On days like this, I really wish I had chosen to study anthropology because I don’t know whether what we’re experiencing, SEX EVERYWHERE, is new, kind of new, raunchier, or simply out of the closet.
It can hardly be denied (or ignored) that sexual messages are everywhere. The messages are so plentiful that many churches have felt the need to respond with their own messages (which generally encourage waiting for sex until marriage) although I’m not sure whether the church is playing offense or defense.
What am I talking about? Actually, I’m not talking about the messages telling us, particularly women, that we should be sexy at every given opportunity. Instead, I’m talking about what happens after you watch or hear so many messages with sexual content, even if they aren’t talking about sex using obvious language.
Does looking at very low cut shirts, “coochie cutter” shorts and listening to music about getting it in make sex, in general, less special? Does it make virginity even less special? There’s an old saying, “Familiarity breeds contempt”. Is it true about sex and virginity?
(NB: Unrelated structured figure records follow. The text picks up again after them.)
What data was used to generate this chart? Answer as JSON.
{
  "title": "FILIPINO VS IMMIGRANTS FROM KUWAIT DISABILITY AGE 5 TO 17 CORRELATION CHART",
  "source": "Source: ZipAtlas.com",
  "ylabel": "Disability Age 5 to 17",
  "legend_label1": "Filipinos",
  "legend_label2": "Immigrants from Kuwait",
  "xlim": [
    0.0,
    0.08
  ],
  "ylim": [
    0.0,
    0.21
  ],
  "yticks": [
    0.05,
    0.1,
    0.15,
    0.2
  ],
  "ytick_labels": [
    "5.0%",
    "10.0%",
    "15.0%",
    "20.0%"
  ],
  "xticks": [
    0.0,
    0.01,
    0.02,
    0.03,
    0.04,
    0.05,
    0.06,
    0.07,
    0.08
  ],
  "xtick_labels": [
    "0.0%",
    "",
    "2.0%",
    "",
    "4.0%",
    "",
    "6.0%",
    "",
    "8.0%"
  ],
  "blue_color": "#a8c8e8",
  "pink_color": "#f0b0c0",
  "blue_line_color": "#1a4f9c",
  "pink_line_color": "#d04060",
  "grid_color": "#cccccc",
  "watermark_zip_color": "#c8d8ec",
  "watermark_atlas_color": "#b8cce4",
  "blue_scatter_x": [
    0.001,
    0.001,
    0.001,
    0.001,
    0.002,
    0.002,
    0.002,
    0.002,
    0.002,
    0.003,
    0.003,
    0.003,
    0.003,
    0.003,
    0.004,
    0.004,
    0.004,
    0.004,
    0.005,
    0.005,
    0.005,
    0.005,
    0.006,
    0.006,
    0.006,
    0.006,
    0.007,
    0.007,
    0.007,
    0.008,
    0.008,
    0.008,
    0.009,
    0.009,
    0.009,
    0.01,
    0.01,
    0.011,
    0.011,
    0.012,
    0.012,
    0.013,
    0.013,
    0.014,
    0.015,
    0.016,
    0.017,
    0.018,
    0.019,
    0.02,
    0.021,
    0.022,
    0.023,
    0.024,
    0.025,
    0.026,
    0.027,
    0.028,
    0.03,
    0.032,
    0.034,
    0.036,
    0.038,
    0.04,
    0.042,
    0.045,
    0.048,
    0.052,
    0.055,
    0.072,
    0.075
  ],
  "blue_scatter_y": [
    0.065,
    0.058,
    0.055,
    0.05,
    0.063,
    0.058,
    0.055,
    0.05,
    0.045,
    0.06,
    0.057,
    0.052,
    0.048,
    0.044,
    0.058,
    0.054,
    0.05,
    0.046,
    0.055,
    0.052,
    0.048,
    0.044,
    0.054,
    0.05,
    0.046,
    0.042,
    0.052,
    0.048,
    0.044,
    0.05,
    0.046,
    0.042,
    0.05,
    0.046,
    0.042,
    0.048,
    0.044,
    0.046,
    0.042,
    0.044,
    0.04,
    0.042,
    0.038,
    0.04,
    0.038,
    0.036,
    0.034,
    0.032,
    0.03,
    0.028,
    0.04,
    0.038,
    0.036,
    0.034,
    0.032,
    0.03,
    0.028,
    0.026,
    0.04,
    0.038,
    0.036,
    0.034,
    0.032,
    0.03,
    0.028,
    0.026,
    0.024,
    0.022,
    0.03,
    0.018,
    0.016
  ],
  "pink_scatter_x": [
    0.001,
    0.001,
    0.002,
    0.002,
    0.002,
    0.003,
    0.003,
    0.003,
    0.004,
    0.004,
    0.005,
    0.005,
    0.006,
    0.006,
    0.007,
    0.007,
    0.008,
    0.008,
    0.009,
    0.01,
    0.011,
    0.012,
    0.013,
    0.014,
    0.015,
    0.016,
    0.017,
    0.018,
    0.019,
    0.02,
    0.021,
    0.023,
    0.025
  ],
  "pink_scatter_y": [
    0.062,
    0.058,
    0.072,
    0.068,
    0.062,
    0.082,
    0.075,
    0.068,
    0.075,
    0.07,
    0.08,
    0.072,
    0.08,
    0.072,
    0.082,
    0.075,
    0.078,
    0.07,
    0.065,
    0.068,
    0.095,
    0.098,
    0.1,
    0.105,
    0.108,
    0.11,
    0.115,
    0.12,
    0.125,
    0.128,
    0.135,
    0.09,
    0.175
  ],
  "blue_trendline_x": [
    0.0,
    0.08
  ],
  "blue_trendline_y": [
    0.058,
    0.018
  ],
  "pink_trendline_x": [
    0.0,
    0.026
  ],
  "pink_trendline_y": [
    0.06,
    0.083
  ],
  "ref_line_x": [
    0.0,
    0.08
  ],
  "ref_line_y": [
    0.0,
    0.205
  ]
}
We even did a show on it!
While girls and women have always been encouraged to wait, even girls are sending messages that waiting no longer has any special value. On a thread on girlsaskguys.com, a girl asks whether virginity is the most precious gift she could give to a guy. Check out some of the responses:
•Why call it a gift? After you have sex, the guy does not somehow ‘gain’ your virginity. It’s gone, and nobody cares, because it never had any value to begin with.
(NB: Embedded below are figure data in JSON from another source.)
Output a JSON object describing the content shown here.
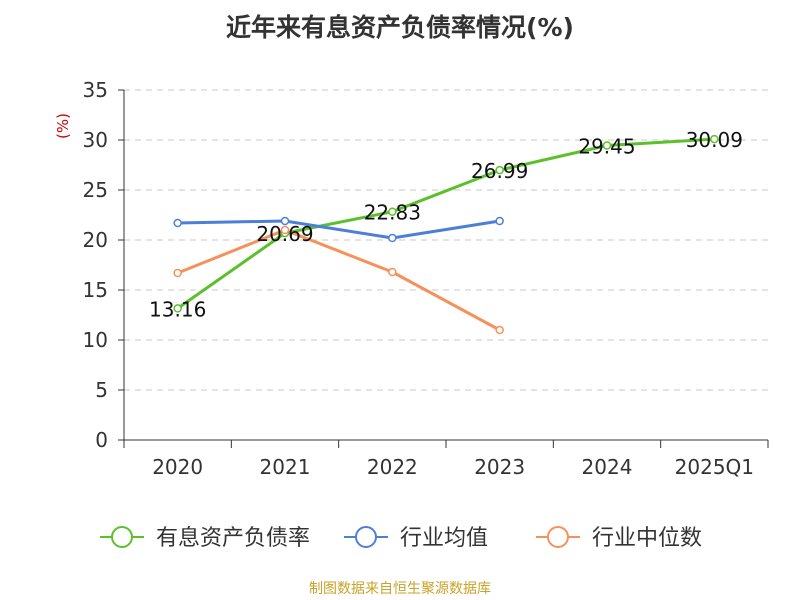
{
  "chart_data": {
    "type": "line",
    "title": "近年来有息资产负债率情况(%)",
    "ylabel": "(%)",
    "categories": [
      "2020",
      "2021",
      "2022",
      "2023",
      "2024",
      "2025Q1"
    ],
    "ylim": [
      0,
      35
    ],
    "yticks": [
      0,
      5,
      10,
      15,
      20,
      25,
      30,
      35
    ],
    "grid": true,
    "legend_position": "bottom",
    "series": [
      {
        "name": "有息资产负债率",
        "color": "#5cc02c",
        "values": [
          13.16,
          20.69,
          22.83,
          26.99,
          29.45,
          30.09
        ],
        "labels": [
          "13.16",
          "20.69",
          "22.83",
          "26.99",
          "29.45",
          "30.09"
        ]
      },
      {
        "name": "行业均值",
        "color": "#4c7fd8",
        "values": [
          21.7,
          21.9,
          20.2,
          21.9,
          null,
          null
        ]
      },
      {
        "name": "行业中位数",
        "color": "#f5915a",
        "values": [
          16.7,
          21.0,
          16.8,
          11.0,
          null,
          null
        ]
      }
    ]
  },
  "source": "制图数据来自恒生聚源数据库"
}
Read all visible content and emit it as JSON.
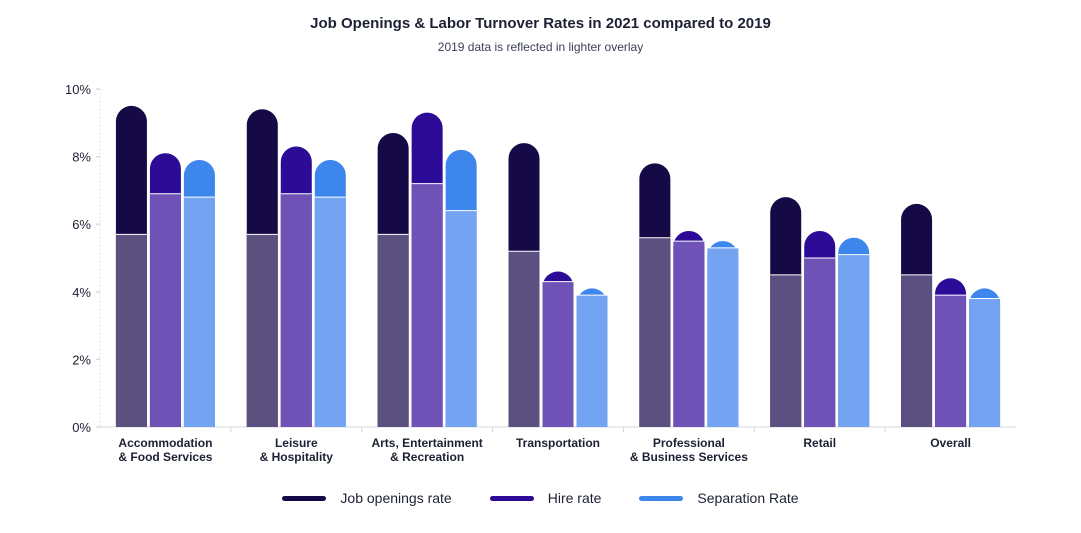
{
  "chart_data": {
    "type": "bar",
    "title": "Job Openings & Labor Turnover Rates in 2021 compared to 2019",
    "subtitle": "2019 data is reflected in lighter overlay",
    "categories": [
      [
        "Accommodation",
        "& Food Services"
      ],
      [
        "Leisure",
        "& Hospitality"
      ],
      [
        "Arts, Entertainment",
        "& Recreation"
      ],
      [
        "Transportation"
      ],
      [
        "Professional",
        "& Business Services"
      ],
      [
        "Retail"
      ],
      [
        "Overall"
      ]
    ],
    "series": [
      {
        "name": "Job openings rate",
        "color_2021": "#150a45",
        "color_2019": "#5c5080",
        "values_2021": [
          9.5,
          9.4,
          8.7,
          8.4,
          7.8,
          6.8,
          6.6
        ],
        "values_2019": [
          5.7,
          5.7,
          5.7,
          5.2,
          5.6,
          4.5,
          4.5
        ]
      },
      {
        "name": "Hire rate",
        "color_2021": "#2c0b96",
        "color_2019": "#6f52b5",
        "values_2021": [
          8.1,
          8.3,
          9.3,
          4.6,
          5.8,
          5.8,
          4.4
        ],
        "values_2019": [
          6.9,
          6.9,
          7.2,
          4.3,
          5.5,
          5.0,
          3.9
        ]
      },
      {
        "name": "Separation Rate",
        "color_2021": "#3c86ec",
        "color_2019": "#73a3f1",
        "values_2021": [
          7.9,
          7.9,
          8.2,
          4.1,
          5.5,
          5.6,
          4.1
        ],
        "values_2019": [
          6.8,
          6.8,
          6.4,
          3.9,
          5.3,
          5.1,
          3.8
        ]
      }
    ],
    "ylim": [
      0,
      10
    ],
    "yticks": [
      "0%",
      "2%",
      "4%",
      "6%",
      "8%",
      "10%"
    ],
    "ytick_values": [
      0,
      2,
      4,
      6,
      8,
      10
    ],
    "legend_position": "bottom"
  }
}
•Virginity is apart of nature; we’re all born virgins. It’s not a gift or accomplishment.
•Ok, so I’ve never slept with a virgin, so I don’t exactly know what it’s like to be “given someone’s virginity” but its not that big a deal.
I believe part of the issue is that women who wait are thought to be “good girls” and less likely to have STDS (We won’t even begin to discuss the DIFFERENT definitions “virgin” which could result in someone calling himself or herself a virgin while regularly participating in very sexual acts). Further, I think women have always been considered more emotional than men; therefore, sex, particularly the first time, is likely to make her even more emotional and attached (We are also not going to discuss that some men secretly want the girl to be extremely attached and needy). On the other hand, women are increasingly saying, “not so fast”. Several women have sold their virginity in very non-traditional ways (the most traditional ways of selling your virginity include having sex with someone simply because you think you owe it to him or her because he or she paid for a date or several dates). Further, whether you sell it or not, there are tons of people, including women, who say you shouldn’t wait. Finally, there’s this idea that encouraging girls to explore their sexuality makes them realize that they are more than their vaginas. What I mean is that there’s this idea that a woman is better if she is pure, and that she is damaged goods if she is not, and there are many folks out there who want to make sure nobody believes this idea.
My questions to you are: 1) What is virginity? Yes, define it. 2) What does (or did it) it symbolize or represent to you? 3) Did your image of yourself change after you had sex?